“What is our average compa-ratio, Jim?” asked the CEO as I sat down to report on our annual focal exercise.
Having been through enough of these meetings over the years, of course I had the answer; as a matter of fact, I had it calculated not only for the whole company but for each division, each country, and each corporate function. But I didn’t want to just spout off the answer, I wanted to educate him about how to think differently about his labor costs. Unfortunately, he had worked with enough compensation professionals over his storied career and had been taught by each and everyone that if he could just get the compa-ratio to 1.0, another year could be put in the books.
“We ended at 0.99,” I said, “but what I really wanted to review with you was…”
“That’s great Jim, and tell your team that Jerry thinks they did a grrreat job! Could you ask Kathy to come in here on your way out?”
I shook my head again as I headed for the door. Not only because he still referred to himself in the third person, but again I was not getting the sort of traction that would really make a difference in the company’s performance. I mumbled to myself, “Yes Jerry, it’s just wonderful to know that all your averages are aligned. In addition, do you know you have 20% more Senior Professionals than your competitors? Do you know that when it all adds up our labor costs are 4.5% more than your competitors, and on a $200M payroll, that’s $8M, or about $0.05 per share?”
As the aisle row occupants of cubeville stared at me talking to myself again, I decided I needed a better approach than expecting the CEO to just nod his head and hang on my every word. What I needed was a few more people with some time and some skin in the game in order to make the difference bottoms-up rather than top-down. I needed people with shortages of resources to get their jobs done. I needed Human Resources.
Even then it was a hard sell. I had a solution looking for a problem. I finally found an ally in the HR Director of the Technical Services organization, a group that was in the process of trying to manage global labor costs through a planned migration to lower cost-of-labor markets and away from some of our higher-cost US urban locations.
It didn’t take long for her to get it – it seemed she was “high-potential” after all! Her organization’s costs and associated factors looked something like this, with these assumptions:
- Our average wages were the same as the market at each job family level
- Our benefits were equal to the market, 35% of base pay
- Our incentive targets were competitive and identical to the market
The difference in how we’d looked at this in the past was taking off the “Jerry Glasses” and looking at the data in a whole different way – our total labor costs, not just our average labor costs… our “Portfolio” of employees. You see, you have choices in how you manage the decisions around factors and variables that make up your labor costs, even while maintaining the typical “50th percentile” strategies that so many companies employ.
So even though we’re matching the market in all the traditional senses we’ve become accustomed to, we’re still exceeding the overall market cost-of-labor by 4.5%, or with this example the sum of $13,000,000!! Would that make a difference anywhere in your business – hiring more skilled technicians, salespeople, funding a new product line, avoiding layoffs… you fill in an example.
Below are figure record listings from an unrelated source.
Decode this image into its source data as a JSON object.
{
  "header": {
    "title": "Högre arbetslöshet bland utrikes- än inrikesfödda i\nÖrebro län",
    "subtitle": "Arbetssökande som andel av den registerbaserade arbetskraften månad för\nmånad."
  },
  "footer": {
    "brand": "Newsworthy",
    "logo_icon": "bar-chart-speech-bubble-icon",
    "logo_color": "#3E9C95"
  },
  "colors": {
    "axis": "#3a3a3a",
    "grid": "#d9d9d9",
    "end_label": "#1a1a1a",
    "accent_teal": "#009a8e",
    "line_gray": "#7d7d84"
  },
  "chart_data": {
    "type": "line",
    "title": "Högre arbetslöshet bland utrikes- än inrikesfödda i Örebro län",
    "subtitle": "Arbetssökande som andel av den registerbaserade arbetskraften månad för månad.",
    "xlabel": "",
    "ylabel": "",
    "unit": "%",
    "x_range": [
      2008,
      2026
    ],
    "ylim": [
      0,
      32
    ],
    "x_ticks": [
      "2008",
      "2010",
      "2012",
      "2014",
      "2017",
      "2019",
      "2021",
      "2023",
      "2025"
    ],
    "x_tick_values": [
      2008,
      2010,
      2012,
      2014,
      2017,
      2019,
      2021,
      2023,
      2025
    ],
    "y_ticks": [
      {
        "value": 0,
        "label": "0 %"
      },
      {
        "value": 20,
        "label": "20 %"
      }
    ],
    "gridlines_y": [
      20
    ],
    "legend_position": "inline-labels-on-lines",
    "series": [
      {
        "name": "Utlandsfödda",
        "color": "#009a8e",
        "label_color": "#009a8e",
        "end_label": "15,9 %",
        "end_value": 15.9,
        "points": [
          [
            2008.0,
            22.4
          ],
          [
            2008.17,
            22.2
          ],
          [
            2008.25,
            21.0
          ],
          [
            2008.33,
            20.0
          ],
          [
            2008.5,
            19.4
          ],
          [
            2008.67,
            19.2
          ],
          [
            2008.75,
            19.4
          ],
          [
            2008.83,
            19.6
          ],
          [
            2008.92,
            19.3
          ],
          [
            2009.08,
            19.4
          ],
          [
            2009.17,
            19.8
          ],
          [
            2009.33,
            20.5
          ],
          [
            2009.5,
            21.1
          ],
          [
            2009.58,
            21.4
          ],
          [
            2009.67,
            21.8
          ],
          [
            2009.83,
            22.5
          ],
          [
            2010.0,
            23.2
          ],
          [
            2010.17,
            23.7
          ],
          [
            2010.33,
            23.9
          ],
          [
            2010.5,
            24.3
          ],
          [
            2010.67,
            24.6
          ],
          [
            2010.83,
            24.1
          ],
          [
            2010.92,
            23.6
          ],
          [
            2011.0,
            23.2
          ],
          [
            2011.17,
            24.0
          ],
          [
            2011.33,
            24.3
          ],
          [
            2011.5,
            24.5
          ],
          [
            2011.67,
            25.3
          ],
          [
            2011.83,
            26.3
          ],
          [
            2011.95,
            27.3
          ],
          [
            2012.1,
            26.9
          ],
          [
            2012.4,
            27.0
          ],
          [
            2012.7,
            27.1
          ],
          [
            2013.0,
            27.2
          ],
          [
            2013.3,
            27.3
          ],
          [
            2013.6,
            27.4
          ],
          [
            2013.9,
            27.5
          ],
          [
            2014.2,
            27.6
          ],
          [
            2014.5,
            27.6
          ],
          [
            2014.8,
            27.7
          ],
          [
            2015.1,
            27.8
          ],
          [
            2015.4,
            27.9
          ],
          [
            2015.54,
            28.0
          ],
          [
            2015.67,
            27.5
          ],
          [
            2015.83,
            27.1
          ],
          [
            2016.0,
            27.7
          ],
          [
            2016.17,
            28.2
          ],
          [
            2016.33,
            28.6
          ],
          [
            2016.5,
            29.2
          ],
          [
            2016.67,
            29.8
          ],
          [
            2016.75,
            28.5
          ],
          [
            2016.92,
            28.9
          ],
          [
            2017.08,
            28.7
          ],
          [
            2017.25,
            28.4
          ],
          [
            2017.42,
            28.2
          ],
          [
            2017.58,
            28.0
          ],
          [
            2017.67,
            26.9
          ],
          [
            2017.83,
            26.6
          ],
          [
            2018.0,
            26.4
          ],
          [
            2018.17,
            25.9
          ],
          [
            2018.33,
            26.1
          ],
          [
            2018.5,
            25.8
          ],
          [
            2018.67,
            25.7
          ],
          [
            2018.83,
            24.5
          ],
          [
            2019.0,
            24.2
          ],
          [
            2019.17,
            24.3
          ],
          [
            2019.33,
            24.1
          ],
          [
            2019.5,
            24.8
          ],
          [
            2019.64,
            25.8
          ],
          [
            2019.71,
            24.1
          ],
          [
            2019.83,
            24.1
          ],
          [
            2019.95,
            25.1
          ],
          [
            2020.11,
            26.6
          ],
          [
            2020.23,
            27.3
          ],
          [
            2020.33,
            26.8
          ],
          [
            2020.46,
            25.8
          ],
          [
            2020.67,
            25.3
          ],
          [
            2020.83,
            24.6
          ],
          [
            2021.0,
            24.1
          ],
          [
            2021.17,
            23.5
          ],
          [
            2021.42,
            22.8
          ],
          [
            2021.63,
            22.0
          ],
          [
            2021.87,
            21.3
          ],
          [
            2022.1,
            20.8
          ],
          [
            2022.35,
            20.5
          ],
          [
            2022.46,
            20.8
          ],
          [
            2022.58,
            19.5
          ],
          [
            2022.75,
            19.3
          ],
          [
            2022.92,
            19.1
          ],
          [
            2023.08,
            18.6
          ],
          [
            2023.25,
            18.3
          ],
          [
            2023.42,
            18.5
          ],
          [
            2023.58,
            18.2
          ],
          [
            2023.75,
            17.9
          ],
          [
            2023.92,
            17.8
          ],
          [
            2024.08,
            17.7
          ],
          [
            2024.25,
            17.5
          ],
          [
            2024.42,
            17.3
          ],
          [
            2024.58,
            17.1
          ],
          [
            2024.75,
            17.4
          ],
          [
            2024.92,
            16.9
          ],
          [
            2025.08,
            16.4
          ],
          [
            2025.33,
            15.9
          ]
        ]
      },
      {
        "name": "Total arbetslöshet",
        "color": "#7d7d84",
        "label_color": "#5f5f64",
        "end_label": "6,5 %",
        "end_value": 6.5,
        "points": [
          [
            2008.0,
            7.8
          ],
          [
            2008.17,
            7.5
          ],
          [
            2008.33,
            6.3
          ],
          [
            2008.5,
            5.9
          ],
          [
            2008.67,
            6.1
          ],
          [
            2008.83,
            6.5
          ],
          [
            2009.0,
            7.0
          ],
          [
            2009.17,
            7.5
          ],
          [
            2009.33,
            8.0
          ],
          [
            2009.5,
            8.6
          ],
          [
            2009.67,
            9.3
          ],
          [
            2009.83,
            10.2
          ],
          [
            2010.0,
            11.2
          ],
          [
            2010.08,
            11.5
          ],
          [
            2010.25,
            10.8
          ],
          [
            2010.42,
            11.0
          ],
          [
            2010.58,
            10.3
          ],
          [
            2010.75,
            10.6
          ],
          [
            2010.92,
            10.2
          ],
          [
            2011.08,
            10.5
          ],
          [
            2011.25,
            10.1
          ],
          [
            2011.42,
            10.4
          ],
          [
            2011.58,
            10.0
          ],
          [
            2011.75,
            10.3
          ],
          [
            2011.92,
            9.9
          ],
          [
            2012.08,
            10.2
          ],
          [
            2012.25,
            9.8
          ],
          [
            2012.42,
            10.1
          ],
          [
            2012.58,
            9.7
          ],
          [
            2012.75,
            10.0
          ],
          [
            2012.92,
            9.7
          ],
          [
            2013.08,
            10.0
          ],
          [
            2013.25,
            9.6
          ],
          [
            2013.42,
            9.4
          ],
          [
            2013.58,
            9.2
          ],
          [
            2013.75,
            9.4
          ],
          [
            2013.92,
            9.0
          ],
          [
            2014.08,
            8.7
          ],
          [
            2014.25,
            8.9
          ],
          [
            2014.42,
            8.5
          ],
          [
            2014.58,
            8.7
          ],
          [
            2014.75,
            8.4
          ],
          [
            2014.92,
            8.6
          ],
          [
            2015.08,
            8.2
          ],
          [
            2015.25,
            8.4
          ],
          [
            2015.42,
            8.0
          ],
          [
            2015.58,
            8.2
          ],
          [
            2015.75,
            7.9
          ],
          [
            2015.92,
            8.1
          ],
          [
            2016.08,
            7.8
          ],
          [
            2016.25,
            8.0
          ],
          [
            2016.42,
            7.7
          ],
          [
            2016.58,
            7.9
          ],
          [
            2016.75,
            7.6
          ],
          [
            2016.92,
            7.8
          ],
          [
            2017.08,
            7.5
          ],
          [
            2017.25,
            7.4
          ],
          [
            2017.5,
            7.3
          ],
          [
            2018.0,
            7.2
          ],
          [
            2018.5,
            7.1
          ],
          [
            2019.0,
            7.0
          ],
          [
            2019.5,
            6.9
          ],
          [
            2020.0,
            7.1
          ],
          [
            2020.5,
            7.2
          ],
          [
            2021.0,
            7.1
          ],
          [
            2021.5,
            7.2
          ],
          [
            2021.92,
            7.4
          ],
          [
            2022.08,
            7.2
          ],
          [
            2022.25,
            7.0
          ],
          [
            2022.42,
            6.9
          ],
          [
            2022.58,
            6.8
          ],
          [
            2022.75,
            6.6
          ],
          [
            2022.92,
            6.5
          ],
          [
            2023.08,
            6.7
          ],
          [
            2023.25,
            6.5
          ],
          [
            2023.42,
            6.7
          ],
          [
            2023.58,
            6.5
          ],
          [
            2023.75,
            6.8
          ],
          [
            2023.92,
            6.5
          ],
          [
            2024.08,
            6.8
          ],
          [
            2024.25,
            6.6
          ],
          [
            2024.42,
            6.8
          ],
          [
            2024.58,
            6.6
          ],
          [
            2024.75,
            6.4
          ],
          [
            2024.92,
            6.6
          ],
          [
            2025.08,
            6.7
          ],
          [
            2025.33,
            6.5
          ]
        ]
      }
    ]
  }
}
How does this happen? Here are a few things to check for after you’ve done an analysis like this:
- What is your promotion policy and practice? At Our Co, we enabled a process that says that people can come to expect promotions when they are high performers. Nothing really wrong with that on the surface, but it got away from us, and we didn’t take into account how many people we already had doing work at senior levels. We probably should have thought about more rapid promotions for employees hired at lower levels and slower rates for higher leveled employees.
- We’ve had a few difficult years on the merit budget, so pay increases have been hard to come by. But when a new employee is hired, they can be hired at pretty much whatever level the manager wants. Our managers started over-hiring levels because they didn’t expect they’d be able to give pay increases. We’ve got a lot of competitively paid but under-skilled people as a result.
- We’ve ruled out the geographic labor cost issues – we know that the cost of labor is higher in places like the Bay Area, so that’s not a factor here.
- Obviously we also discovered a few more dollars hiding from us, since incentives and benefits are a factor of base. Never forget that, as a business it’s all about fully-loaded labor costs.
- One thing we did do right was we “gated” movement into the P5 or expert level of the job family. That means it requires additional approval to promote or hire someone there. It is more administration, but at that level the responsibilities are so much greater and implications of misplacement are of greater consequence so it’s worth it.
What can HR do with data like this? Thinking first of a popular topic, how about an element of workforce planning, as in an overlay around labor cost? How about coming to the table with a proposal to reduce labor costs over time by realigning skill requirements and leveling? Obviously, there are many other aspects of workforce planning to consider, but armed with cost-of-labor data, a smart HR Leader can create hiring plans around needed skills and determine whether training and development may enable business needs rather than taking an expensive hiring or replacement route.
Data can be intimidating, or at least that’s what people tell me when I ask why they never got into compensation. But almost anyone can see the clear benefits that present themselves when looking at data differently than the way we’ve been training everyone else to do so for so many years.